[S9-2- 1] 遺伝子・種多様性の指標開発とアジア植物への適応

レッドデータブック・ホットスポット地図、森林プロット樹木図鑑、遺伝子多様性アセスメントという3つの成果物をまとめるため、サブテーマ2~11と協力して東南アジアを中心に植生調査を実施し、植物の分布と多様性の解明・評価に取り組んでいます。また、遺伝子多様性指標に関して、集団の縮小・分断化後の動態から将来の遺伝子多様性を予測する手法を数理モデルにもとづいて検討しています。

【植物の分布と多様性】
これまで、カンボジア(カンポントム・カンポンチュナム省、クラチエ省、ボコー国立公園)・インドネシア(ゲデパングランゴ山国立公園、ハリムン山国立公園)・タイ(インタノン山国立公園)で森林プロットの調査を実施しました。プロット内の全植物種(樹木・草本・シダ)を採集し、DNA配列・分類学的文献・ハーバリウム標本にもとづいて同定作業を進めています。

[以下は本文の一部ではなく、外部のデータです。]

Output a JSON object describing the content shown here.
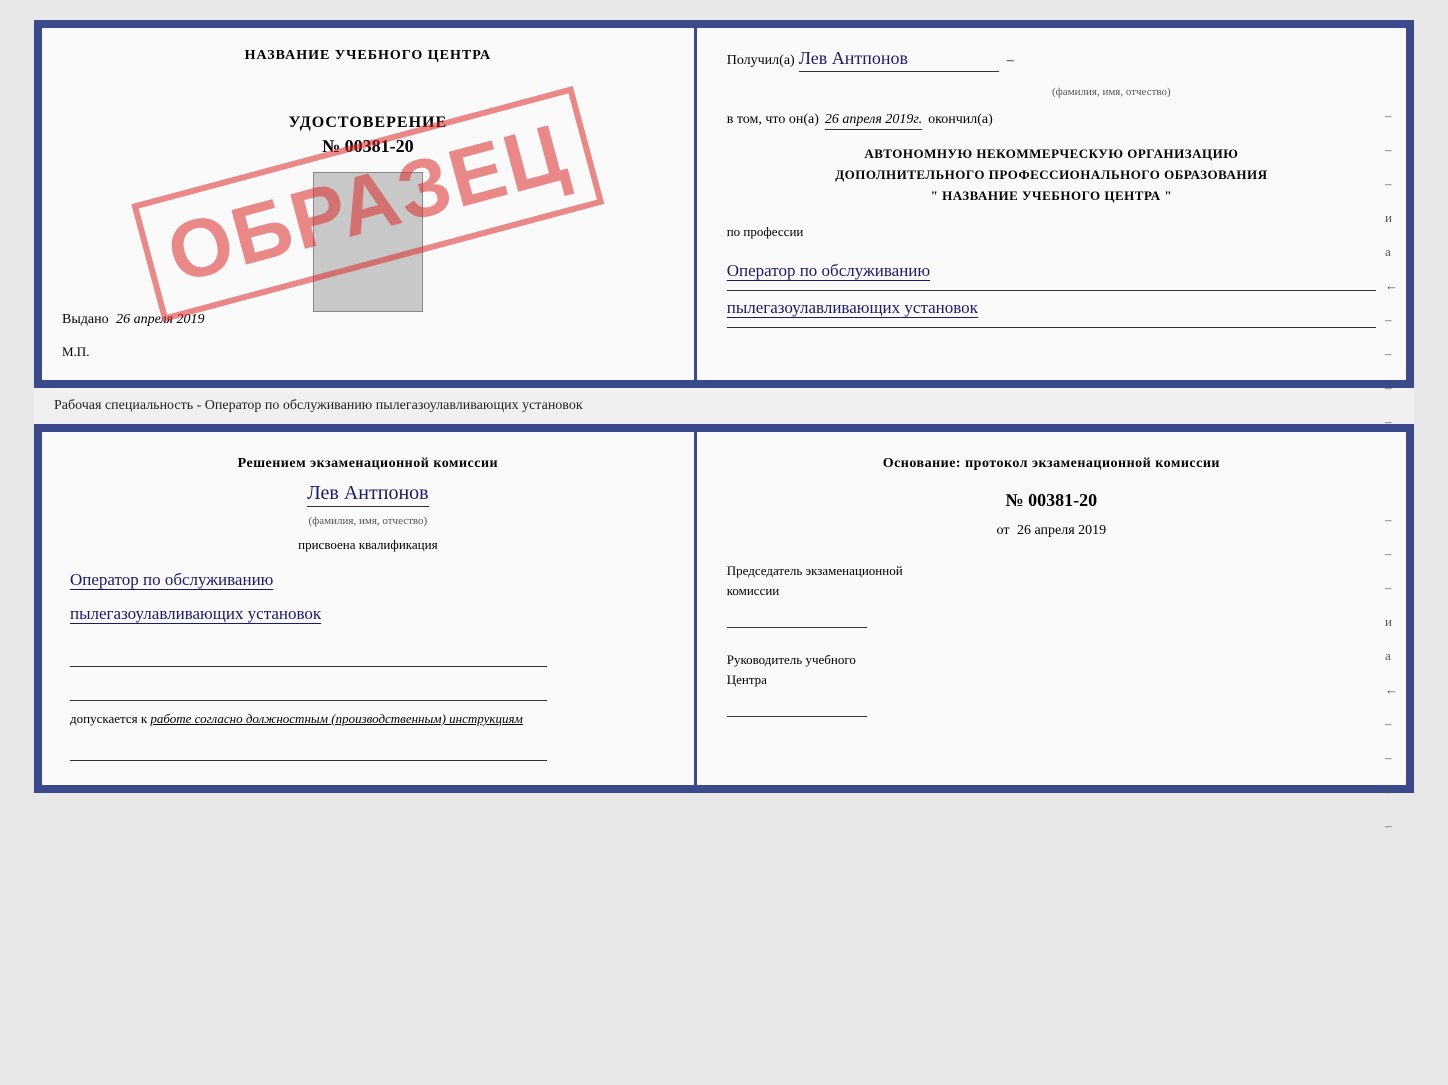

図.カンボジア・カンポンチュナン省プロットにおける樹木図鑑のサンプル

【遺伝子多様性指標】
集団の遺伝子多様性解析を行い、塩基多様度、多型サイト数、Tajima’s D 等の中立統計量が集団のサイズ変化、分断化によってどのように時間的に変化するかを明らかにし、集団でのこれらの統計量の推定値から集団の過去から現在までの動向を推測し、将来を予測する方法を開発します。